L’ordine e la sicurezza pubblica nel nostro paese ed in Europa, così come peraltro in tutti i paese che si definiscono democratici è determinante per la convivenza civile. L’unica differenza, ma che riteniamo sostanziale, è che in Europa le Forze di Polizia che svolgono questo fondamentale ruolo arginando il fenomeno dei disordini , che è bene ricordare è quasi sempre derivato da un malcontento che nutrono particolari settori della società civile nei confronti della classe politica che governa , aldilà se questa sia di destra o di sinistra, vengono garantite da leggi chiari e da un modus operante inequivocabile che cerca di salvaguardare gli operatori di Polizia, questo contrariamente a quanto sistematicamente sta accadendo in Italia, aldilà delle altalenanti dichiarazioni di vicinanza alle Forze di Polizia quando accadono episodi come a Milano nel corso dell’inaugurazione dell’expo 2015.
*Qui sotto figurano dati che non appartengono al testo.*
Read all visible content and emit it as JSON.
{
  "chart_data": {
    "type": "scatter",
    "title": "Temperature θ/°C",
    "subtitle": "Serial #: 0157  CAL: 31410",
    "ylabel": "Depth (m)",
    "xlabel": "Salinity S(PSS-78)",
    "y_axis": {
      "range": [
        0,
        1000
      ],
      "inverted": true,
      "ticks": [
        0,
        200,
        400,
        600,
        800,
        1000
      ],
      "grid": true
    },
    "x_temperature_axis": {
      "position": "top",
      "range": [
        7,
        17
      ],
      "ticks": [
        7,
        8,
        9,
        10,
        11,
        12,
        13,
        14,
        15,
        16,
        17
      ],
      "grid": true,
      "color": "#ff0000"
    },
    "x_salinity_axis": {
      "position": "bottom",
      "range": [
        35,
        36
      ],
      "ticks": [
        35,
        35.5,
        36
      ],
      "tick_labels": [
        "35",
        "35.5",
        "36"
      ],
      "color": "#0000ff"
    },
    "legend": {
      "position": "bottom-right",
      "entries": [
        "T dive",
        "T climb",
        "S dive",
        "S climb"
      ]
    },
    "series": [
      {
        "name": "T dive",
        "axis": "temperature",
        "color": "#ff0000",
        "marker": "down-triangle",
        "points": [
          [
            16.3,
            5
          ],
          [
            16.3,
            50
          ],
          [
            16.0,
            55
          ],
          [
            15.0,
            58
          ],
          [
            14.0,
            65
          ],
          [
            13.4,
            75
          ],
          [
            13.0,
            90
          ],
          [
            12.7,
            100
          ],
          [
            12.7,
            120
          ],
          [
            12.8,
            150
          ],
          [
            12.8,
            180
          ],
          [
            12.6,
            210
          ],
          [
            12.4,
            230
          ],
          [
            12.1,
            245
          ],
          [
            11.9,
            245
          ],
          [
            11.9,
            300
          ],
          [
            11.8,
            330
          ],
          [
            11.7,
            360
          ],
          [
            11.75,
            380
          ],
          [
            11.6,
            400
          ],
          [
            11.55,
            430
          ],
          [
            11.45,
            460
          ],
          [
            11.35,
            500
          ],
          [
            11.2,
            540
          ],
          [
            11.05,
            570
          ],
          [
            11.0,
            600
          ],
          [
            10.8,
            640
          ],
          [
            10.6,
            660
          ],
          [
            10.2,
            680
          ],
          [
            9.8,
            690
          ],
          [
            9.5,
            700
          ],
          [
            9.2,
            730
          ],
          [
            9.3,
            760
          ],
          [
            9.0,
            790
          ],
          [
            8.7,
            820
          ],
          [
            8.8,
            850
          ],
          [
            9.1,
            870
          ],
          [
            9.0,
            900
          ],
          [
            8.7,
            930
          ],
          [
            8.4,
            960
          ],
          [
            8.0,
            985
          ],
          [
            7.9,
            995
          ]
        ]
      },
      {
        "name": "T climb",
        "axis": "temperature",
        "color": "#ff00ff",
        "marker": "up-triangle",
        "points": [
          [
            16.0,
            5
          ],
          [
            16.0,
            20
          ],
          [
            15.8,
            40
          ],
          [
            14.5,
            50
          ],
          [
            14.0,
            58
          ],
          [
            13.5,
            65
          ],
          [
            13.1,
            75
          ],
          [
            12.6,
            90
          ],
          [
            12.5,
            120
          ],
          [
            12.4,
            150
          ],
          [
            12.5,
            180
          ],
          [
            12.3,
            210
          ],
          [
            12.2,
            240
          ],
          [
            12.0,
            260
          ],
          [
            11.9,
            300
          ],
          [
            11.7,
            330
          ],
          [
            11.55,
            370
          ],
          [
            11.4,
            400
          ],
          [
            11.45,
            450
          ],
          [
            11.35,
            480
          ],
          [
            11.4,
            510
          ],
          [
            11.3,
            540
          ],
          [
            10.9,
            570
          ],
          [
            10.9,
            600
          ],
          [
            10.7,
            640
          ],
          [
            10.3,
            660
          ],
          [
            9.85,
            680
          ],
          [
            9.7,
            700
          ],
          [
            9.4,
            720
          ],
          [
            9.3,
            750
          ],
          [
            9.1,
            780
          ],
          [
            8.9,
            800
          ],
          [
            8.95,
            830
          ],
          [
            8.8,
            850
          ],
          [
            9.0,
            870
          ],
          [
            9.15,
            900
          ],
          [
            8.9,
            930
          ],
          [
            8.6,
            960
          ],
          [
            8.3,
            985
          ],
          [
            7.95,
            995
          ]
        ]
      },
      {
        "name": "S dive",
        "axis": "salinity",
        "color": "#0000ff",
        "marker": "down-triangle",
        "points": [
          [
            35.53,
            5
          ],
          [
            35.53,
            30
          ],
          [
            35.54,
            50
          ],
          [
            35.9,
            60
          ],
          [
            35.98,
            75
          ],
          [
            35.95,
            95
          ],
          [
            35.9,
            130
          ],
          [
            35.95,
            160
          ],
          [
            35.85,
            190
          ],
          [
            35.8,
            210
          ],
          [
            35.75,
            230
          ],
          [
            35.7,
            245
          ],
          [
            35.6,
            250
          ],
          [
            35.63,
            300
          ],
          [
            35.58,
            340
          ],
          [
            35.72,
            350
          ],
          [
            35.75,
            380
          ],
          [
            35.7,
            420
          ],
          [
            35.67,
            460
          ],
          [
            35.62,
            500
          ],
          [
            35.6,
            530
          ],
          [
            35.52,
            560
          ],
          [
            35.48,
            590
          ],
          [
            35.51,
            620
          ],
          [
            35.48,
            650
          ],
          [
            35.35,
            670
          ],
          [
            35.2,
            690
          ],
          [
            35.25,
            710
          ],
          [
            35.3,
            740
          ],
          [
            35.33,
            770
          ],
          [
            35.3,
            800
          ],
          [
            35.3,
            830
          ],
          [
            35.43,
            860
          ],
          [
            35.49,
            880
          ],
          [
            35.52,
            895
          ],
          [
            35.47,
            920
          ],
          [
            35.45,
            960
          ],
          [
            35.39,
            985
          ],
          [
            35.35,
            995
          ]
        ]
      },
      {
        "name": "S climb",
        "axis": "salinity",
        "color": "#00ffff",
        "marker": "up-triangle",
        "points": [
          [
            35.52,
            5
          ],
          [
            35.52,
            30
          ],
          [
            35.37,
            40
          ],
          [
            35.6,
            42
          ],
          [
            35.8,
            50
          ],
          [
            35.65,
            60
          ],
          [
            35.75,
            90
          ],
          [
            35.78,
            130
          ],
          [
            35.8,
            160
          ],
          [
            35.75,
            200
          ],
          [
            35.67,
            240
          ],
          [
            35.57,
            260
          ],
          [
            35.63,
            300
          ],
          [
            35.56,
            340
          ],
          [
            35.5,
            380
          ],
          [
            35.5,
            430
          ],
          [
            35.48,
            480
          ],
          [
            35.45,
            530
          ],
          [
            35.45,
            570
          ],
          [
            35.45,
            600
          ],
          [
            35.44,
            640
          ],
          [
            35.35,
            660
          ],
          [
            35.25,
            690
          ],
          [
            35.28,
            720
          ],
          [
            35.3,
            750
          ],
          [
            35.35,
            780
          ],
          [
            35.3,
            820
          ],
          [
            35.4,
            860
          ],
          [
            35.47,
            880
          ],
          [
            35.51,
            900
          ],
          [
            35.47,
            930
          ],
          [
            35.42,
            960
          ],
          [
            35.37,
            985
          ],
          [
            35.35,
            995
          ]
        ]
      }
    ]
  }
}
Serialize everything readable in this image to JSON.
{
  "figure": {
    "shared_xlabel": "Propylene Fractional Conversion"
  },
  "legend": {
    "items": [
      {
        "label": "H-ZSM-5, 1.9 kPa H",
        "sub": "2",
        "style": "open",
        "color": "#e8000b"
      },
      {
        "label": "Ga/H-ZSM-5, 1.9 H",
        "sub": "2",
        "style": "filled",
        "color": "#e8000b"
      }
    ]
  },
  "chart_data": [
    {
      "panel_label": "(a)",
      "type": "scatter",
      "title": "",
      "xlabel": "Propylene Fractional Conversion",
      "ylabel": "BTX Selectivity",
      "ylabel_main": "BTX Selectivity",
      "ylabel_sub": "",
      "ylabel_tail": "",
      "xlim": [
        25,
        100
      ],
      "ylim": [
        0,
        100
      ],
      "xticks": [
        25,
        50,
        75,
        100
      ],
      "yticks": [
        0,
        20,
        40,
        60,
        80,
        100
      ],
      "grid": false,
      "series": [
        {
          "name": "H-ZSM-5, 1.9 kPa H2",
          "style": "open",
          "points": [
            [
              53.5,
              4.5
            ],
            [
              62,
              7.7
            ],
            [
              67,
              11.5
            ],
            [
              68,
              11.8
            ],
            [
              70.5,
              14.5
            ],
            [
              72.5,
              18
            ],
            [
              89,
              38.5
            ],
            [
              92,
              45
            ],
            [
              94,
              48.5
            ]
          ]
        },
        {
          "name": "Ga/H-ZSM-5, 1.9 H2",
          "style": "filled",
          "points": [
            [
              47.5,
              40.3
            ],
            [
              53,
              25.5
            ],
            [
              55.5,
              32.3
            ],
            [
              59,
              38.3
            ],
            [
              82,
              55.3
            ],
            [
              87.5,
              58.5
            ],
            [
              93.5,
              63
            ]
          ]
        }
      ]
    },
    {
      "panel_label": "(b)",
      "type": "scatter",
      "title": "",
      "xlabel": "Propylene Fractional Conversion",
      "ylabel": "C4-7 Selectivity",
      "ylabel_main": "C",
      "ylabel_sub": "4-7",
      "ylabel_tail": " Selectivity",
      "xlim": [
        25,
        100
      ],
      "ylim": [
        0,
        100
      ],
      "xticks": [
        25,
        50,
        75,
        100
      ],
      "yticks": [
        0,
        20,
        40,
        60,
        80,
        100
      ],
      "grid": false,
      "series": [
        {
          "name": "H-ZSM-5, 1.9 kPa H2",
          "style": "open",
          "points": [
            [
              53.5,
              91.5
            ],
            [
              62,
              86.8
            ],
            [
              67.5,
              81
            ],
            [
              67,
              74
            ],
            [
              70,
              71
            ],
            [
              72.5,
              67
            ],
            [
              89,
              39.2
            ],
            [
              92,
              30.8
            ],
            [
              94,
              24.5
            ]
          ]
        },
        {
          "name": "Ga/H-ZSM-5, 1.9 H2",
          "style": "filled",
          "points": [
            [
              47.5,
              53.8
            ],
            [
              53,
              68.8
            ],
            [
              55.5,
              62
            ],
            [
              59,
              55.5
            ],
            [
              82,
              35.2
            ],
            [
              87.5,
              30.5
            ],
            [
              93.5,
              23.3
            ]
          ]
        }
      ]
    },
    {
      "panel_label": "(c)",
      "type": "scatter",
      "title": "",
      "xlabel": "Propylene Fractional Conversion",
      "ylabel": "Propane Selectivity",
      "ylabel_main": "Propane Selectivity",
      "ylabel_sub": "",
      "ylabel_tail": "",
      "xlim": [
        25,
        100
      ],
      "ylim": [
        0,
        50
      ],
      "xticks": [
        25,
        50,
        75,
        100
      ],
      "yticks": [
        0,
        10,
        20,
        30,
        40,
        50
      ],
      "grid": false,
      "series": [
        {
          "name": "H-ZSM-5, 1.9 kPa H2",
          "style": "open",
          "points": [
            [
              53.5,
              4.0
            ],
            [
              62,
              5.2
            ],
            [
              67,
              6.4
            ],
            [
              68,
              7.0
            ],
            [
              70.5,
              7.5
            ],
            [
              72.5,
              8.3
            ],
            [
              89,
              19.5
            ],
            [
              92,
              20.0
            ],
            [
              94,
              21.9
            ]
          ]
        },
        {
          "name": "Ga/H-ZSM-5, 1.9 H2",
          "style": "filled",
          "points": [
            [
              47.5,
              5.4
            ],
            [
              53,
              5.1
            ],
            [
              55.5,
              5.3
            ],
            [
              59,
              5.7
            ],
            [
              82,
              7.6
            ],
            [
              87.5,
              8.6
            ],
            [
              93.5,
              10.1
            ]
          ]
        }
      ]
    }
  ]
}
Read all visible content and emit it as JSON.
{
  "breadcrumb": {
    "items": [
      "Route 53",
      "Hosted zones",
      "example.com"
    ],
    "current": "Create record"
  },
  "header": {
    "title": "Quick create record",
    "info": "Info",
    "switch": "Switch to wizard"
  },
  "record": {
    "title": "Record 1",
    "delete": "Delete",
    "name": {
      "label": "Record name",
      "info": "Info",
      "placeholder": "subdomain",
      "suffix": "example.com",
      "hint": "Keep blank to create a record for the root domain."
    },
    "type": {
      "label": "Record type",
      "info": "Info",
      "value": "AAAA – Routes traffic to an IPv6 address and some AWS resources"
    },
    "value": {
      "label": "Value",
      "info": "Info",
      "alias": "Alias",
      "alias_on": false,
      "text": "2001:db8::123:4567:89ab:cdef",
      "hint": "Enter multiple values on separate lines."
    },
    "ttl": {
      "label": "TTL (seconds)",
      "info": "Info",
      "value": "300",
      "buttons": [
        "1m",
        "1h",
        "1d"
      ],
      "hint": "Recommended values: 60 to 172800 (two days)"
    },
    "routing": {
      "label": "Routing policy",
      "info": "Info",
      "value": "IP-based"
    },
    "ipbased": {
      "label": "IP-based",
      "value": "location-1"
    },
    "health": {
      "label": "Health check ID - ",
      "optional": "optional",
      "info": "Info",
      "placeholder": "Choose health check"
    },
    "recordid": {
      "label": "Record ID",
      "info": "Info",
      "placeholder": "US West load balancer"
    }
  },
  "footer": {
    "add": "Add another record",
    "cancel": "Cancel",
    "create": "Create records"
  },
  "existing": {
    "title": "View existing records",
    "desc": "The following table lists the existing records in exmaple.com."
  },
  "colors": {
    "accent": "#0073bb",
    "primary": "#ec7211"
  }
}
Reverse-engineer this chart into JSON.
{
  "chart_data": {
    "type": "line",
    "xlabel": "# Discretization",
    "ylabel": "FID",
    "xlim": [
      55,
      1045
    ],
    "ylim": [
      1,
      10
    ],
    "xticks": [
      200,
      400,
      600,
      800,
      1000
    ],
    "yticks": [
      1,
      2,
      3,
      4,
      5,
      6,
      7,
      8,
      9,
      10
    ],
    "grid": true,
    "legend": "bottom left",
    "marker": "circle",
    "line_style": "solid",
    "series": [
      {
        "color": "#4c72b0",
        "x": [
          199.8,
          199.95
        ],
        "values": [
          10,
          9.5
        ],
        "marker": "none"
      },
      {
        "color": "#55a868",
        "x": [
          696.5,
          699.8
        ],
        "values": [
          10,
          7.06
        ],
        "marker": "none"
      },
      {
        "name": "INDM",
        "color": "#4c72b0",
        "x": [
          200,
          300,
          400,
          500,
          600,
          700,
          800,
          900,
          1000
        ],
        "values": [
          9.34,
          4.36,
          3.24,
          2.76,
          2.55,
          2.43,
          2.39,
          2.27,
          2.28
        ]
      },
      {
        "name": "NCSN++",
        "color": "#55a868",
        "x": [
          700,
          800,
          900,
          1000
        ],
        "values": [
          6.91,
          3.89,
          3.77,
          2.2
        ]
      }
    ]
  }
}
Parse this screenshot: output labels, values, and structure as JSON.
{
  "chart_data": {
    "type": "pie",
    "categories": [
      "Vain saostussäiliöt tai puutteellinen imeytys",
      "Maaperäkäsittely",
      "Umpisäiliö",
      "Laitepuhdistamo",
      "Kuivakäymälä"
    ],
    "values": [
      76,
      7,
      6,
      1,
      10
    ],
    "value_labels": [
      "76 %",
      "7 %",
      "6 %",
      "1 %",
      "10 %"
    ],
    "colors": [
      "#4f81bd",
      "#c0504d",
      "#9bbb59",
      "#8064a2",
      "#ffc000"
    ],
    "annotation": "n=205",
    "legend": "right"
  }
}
Ed è in relazione a quanto brevemente enunciato che Il Movimento dei Poliziotti Democratici e Riformisti M.P. ha deciso unanimemente di realizzare un coordinamento nazionale dedicato ai reparti Mobili della Polizia di Stato, affinché i colleghi che svolgono la propria attività in questo delicato settore possano avere la possibilità di una voce forte, autorevole ma soprattutto libera e democratica , svincolata da qualsiasi filtro che fino ad oggi li ha esposti notevolmente, ponendoli al pubblico ludibrio.